“If you find the fair market value of that stock was always above what it was fictitiously quoted, or equal to it, and that it was so on the 25th of March, 1893, and remained so and would have remained so, except for the embezzlement and absconding of Moody Merrill, then the plaintiff is not entitled to recover.
“If you find that Moody Merrill’s going away did destroy the value of the stock, practically destroy its value, then the plaintiff is not entitled to recover anything.
“You may take all the evidence on this subject, the fact of what Moody Merrill did, and what effect it had upon the market value of this stock, and if that destroyed the market value, then, as I have told you, the plaintiff is not entitled to recover anything.

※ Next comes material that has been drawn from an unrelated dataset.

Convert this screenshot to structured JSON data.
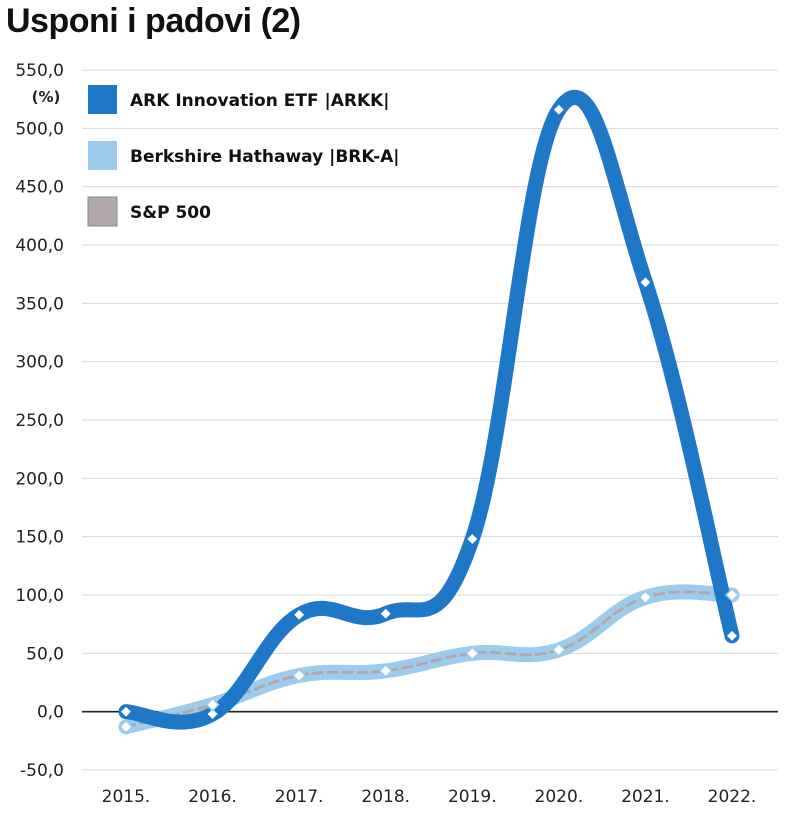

If his going away and embezzlement did not affect the market value of this stock, then the plaintiff may recover the full value of it.”
The judge submitted to the jury the following questions, which the jury answered as stated below:—
“1. Did the defendant make a representation to the plaintiff on or about March 25, 1893, that the quotations in the Boston Stock Exchange of Franklin Park Land and Improvement Company stock were quotations of actual and true sales?” The jury answered “Yes.”
“2. Were such quotations at or about the same sum as the quotations of actual sales and the sales at public auction?” The jury answered “Yes.”
“3. What was the fair market value of said stock on or about March 25, 1893?” The jury answered “$28.50 per share.”
“4. What was the fair market value of said stock on the last day of May, or immediately prior to June, 1893, the day before Moody Merrill’s absconding?” The jury answered “$27.75 per share.”
The jury returned a verdict for the defendant; and the plaintiff alleged exceptions.
Knowlton, C. J. The parties and the court seem to have assumed that the evidence was such as to warrant a verdict for the plaintiff under the law stated at the previous decision in this case, reported in 179 Mass. 295, if the diminution in the selling price of the stock came from common causes. The defendant’s contention is that the embezzlement of an officer of a corporation, being an unlawful act of a third person, should be treated as a new and independent cause of the loss, not contemplated by the defendant, for which he is not liable.